Yoongi selalu mengatakan bahwa dia termasuk salah satu orang yang paling beruntung di dunia ini. Pasalnya, harus diakui bahwa Yoongi memiliki hidup yang begitu sempurna. Keluarga yang menyayanginya, finansial yang selalu stabil, bahkan kini ia menikah dengan seseorang yang telah lama menjadi sahabat baiknya.
Mungkin, untuk sebagian orang, menjalani kisah cinta dengan sahabat sendiri adalah sebuah tantangan yang berat. Resiko perubahan perasaan itu cukup besar, mengingat hal tersebut tumbuh akibat zona nyaman.
Namun bagi Yoongi, harapan positif sama besarnya dengan resiko.
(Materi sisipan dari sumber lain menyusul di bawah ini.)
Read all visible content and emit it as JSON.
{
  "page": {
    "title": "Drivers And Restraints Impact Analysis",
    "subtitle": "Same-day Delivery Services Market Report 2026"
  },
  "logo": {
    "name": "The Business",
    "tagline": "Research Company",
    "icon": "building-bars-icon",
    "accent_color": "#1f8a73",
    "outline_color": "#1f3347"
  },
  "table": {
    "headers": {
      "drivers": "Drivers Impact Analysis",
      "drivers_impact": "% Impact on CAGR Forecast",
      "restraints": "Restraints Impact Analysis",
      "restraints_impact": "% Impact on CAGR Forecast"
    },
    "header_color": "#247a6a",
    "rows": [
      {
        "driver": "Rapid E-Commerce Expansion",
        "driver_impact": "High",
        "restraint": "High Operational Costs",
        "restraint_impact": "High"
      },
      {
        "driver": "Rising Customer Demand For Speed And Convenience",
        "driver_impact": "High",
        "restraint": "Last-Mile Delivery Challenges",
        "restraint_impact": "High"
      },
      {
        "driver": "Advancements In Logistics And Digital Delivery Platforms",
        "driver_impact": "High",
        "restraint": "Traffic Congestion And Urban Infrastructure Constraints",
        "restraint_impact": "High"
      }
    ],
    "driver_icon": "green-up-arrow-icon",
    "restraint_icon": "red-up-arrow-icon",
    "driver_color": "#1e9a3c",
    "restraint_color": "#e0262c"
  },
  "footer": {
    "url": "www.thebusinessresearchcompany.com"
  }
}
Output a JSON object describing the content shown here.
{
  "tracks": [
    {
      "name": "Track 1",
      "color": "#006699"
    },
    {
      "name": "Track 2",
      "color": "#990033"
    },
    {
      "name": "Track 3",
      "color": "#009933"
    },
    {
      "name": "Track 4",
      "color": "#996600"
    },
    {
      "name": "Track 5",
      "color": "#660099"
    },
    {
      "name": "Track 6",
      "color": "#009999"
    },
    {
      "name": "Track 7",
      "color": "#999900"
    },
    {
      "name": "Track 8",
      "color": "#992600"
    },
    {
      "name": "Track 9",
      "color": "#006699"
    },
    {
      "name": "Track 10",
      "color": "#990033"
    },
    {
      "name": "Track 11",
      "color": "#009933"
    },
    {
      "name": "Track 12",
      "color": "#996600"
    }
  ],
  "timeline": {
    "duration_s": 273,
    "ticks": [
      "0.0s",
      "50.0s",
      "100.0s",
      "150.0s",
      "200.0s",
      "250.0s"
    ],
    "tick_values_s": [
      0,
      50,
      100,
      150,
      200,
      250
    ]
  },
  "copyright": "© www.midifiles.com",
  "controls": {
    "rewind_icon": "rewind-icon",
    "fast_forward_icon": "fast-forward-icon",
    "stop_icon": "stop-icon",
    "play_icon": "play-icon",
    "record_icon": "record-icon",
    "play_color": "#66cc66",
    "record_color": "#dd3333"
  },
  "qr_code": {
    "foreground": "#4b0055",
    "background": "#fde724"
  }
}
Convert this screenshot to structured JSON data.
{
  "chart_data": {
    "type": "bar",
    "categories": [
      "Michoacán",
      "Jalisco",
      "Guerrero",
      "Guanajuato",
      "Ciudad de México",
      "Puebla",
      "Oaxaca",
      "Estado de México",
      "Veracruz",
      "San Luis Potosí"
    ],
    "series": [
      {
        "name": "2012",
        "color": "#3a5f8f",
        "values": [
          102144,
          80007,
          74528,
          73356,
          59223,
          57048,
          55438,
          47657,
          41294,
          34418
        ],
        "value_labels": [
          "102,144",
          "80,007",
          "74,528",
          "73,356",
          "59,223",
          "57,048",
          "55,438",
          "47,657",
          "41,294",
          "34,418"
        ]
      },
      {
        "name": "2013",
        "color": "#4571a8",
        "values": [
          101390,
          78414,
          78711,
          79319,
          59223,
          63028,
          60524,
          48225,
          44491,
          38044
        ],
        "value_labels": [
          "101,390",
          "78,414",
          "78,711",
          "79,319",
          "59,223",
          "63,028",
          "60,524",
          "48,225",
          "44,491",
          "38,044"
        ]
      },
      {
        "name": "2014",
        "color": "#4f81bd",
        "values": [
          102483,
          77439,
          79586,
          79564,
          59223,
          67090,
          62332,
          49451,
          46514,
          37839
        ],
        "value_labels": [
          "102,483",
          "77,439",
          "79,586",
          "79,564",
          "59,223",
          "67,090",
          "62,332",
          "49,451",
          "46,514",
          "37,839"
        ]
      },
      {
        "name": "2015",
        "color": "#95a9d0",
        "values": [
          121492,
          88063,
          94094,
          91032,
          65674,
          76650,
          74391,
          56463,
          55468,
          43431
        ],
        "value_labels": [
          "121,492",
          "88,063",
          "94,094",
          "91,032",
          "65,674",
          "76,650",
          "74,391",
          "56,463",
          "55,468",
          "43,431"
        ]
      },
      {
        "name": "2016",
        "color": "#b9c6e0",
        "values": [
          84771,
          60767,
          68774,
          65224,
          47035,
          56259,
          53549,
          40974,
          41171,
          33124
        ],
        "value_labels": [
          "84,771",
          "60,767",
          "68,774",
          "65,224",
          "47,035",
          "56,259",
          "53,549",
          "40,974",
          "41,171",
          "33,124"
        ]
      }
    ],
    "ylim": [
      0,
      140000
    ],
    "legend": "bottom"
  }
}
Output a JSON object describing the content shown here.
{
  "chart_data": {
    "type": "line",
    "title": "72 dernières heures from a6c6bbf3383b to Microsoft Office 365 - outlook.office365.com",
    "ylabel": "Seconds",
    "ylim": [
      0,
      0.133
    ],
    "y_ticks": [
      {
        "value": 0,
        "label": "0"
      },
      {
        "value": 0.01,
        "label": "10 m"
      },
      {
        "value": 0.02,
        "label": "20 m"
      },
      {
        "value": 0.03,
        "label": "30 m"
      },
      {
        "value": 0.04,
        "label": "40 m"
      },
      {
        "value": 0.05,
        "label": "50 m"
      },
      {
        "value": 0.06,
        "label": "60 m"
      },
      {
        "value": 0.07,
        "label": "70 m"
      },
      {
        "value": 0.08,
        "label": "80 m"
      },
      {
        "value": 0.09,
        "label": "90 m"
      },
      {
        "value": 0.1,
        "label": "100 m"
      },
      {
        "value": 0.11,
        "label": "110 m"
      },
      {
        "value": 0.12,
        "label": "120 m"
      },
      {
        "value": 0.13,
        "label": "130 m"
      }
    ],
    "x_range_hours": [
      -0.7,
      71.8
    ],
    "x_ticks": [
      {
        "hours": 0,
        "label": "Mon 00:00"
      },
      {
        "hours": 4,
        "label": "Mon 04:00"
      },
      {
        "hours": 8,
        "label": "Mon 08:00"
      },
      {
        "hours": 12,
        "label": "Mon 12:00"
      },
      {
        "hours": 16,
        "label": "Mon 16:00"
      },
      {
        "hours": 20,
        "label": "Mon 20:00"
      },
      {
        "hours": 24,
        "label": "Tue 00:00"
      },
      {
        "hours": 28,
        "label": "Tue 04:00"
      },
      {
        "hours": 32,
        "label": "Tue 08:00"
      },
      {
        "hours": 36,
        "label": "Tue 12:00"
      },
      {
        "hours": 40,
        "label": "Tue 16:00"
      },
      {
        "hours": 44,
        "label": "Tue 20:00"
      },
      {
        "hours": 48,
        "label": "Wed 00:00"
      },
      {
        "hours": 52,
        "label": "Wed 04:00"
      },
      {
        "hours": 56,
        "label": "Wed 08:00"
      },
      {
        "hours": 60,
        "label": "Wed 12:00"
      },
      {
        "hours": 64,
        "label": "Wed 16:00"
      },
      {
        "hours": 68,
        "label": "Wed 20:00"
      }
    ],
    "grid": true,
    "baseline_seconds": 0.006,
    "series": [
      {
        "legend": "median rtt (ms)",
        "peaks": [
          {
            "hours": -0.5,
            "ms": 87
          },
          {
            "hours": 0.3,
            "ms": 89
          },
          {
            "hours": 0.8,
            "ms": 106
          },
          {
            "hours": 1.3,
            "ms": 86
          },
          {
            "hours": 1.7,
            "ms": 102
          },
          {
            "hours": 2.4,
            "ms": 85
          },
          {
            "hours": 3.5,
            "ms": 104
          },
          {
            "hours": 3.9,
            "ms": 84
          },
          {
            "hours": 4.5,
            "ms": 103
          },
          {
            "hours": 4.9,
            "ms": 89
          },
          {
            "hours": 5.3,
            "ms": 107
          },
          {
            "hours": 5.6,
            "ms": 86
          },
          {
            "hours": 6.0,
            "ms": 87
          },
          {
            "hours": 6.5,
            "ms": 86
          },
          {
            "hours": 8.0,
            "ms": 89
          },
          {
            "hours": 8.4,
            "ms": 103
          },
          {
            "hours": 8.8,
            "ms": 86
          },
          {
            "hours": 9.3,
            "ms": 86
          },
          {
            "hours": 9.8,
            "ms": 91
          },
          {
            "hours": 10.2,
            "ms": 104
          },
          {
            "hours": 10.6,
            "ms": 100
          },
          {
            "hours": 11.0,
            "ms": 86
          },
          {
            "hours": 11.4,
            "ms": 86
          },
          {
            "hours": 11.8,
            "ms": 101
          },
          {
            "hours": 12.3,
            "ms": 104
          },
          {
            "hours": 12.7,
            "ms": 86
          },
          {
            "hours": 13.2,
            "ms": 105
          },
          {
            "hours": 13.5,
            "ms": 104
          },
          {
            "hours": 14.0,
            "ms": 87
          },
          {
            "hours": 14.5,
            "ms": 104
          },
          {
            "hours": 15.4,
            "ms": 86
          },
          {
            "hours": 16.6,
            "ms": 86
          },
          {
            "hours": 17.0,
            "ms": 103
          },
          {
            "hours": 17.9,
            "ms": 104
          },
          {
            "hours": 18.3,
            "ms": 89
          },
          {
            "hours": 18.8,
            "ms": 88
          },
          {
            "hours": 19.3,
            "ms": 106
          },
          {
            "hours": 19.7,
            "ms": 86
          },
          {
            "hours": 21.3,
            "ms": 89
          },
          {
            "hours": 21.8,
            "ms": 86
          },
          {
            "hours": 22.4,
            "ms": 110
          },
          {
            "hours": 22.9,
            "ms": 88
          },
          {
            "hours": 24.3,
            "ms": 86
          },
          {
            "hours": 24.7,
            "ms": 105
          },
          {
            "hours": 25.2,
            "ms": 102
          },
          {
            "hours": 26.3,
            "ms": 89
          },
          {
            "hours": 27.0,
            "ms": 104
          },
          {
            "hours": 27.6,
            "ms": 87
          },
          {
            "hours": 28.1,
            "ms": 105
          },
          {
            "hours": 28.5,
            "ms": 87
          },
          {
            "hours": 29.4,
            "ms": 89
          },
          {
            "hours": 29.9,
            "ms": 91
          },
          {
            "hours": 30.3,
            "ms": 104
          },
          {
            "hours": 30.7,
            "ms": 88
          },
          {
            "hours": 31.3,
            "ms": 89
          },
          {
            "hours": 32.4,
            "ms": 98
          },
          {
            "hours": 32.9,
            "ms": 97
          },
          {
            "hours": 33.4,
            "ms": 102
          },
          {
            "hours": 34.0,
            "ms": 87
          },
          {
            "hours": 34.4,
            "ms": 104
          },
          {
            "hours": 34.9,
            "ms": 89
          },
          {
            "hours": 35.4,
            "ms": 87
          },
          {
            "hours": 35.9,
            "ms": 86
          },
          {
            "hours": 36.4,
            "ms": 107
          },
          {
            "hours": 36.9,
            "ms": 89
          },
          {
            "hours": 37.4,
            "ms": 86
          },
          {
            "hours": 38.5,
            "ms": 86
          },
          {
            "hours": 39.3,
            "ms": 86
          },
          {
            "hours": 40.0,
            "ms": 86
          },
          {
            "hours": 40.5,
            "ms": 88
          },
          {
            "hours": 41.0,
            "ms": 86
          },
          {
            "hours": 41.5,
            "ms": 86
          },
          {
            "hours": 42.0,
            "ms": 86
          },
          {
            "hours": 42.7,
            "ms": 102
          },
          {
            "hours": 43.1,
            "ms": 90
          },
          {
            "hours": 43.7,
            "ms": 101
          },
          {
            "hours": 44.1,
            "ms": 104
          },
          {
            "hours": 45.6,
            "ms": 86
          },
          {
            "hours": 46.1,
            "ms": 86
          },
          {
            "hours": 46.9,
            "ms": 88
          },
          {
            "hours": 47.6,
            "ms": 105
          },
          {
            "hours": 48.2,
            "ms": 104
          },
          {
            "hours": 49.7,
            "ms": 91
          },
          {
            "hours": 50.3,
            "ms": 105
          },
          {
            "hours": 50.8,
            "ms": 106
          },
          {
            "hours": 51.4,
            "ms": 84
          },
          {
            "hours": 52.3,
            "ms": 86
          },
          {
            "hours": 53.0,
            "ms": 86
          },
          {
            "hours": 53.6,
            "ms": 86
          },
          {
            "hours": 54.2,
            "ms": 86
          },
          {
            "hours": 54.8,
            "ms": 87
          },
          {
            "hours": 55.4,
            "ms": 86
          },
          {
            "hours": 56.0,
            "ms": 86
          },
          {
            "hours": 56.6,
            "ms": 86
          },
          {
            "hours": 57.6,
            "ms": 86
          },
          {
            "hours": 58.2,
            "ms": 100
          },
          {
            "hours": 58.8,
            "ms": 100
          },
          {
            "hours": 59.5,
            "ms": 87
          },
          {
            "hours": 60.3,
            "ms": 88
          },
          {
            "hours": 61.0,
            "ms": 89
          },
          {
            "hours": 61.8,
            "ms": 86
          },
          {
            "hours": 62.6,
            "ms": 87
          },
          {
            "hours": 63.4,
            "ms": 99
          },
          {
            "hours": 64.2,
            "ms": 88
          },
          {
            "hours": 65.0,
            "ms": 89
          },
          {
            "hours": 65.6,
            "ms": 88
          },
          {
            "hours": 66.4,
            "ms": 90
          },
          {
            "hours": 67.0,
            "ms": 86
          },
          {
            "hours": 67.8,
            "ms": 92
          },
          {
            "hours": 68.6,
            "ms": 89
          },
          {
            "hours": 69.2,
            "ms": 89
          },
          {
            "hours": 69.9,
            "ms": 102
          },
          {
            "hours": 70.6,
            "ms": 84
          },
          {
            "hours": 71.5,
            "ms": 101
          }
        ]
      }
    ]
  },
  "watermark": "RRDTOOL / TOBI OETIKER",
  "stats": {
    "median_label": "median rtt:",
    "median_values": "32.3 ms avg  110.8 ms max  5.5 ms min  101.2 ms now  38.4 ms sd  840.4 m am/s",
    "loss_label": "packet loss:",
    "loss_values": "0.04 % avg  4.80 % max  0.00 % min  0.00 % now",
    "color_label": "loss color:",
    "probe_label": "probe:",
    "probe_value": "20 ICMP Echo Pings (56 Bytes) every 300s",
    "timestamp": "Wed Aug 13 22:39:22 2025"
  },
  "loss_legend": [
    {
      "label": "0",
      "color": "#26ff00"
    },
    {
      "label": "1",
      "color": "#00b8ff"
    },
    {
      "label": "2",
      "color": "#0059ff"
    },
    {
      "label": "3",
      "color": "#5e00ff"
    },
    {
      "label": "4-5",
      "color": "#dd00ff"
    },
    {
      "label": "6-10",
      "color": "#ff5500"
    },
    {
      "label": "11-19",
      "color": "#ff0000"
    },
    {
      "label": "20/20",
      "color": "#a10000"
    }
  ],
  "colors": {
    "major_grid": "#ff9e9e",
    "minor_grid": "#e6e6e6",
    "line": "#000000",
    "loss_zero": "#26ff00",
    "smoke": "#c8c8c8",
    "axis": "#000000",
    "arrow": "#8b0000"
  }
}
Maka, dia memilih untuk mempertahankan itu. Lagipula Yoongi percaya, bahwa Jimin— sahabatnya sedari kecil —mampu memberikan kisah manis yang sama.
Jimin adalah sosok yang sempurna baginya.
Pria tampan itu memiliki segala hal yang dibutuhkan untuk melengkapi segala kekurangan yang ada pada diri Yoongi. Dan sebaliknya, apa yang menjadi kekurangannya, dapat dengan mudah tertutup oleh kelebihan milik Yoongi.
Jika boleh Yoongi mendeskripsikan, Jimin itu...
;
Soft spoken.
.
Yoongi memang sedikit perfeksionis. Namun dalam proses menyelesaikan tesisnya, dia bertemu dengan dosen pembimbing yang lebih perfeksionis.
Beberapa kali proposalnya direvisi, bahkan untuk detail tata tulis yang remeh sekalipun. Satu bulan berlalu, tidak menjadi masalah bagi Yoongi. Namun ketika hal tersebut tidak ada kemajuan berarti pada bulan kedua, Yoongi mulai gusar.
"Sayang, ya Tuhan. Kenapa, sayang? Kenapa menangis, Yoongiku?"
Jimin terburu menghampiri, ketika dilihatnya sang suami kecil menangis di ujung sofa begitu dia masuk ke dalam rumah.
"Ji-Jimin..."
Yoongi terisak, masuk ke dalam rengkuhan Jimin yang mengerat.
"Iya, tidak apa. Menangis saja dulu, aku bisa menunggu."
Yoongi membenamkan wajah ke bahu Jimin, menggelitik leher dengan helaian rambutnya yang halus. Jimin jadi terkekeh, begitu Yoongi menggosok hidungnya di sana. Seperti anak kecil saja.
"Apa ini karena kesalahanku, sayang?" tanya Jimin, sembari mengusap berulang punggung suaminya.
Yoongi menggeleng, lalu menarik diri untuk bertatapan dengan Jimin. "Bukan..."
Jimin tersenyum tipis, menyeka lelehan air mata yang membasahi pipi gembil Yoongi dengan jemarinya.
"Lalu kenapa, sayang? Tolong katakan padaku?"
"Jimin... tesisku..."
"Iya, kenapa tesisnya? Ada kesulitan?"
"Pak tua itu yang membuatnya sulit."
Jimin terkekeh, lalu menyentil main-main bibir bawah Yoongi yang ditekuk sebal. "Hush. Tidak baik berbicara seperti itu, sayangku."
"Tapi beliau berulang kali menolak proposal tesisku, Jimin. Bahkan alasannya semakin tidak masuk akal!"
Bibir mengerucut itu Jimin kecup lembut. Satu kali saja, namun cukup untuk menyampaikan ketenangan pada yang terkasih.
"Maaf yang seperti itu harus terjadi padamu, sayangku," ujar Jimin, nadanya halus sekali. "Aku tau kau telah melakukan yang terbaik. Siang malam berkutat dengan tesismu untuk merevisi banyak hal. Aku melihatnya sendiri, dan itu patut diapresiasi."
"Tapi beliau tidak mengapresiasi hasil usahaku sama sekali, Jimin..."
"Jika memang seperti itu, mungkin menurutku kau perlu diskusikan hal ini pada kepala prodi, sayang? Atau kutemani langsung ke rektor?" sahut Jimin, sembari menarik kepala Yoongi untuk bersandar di bahunya.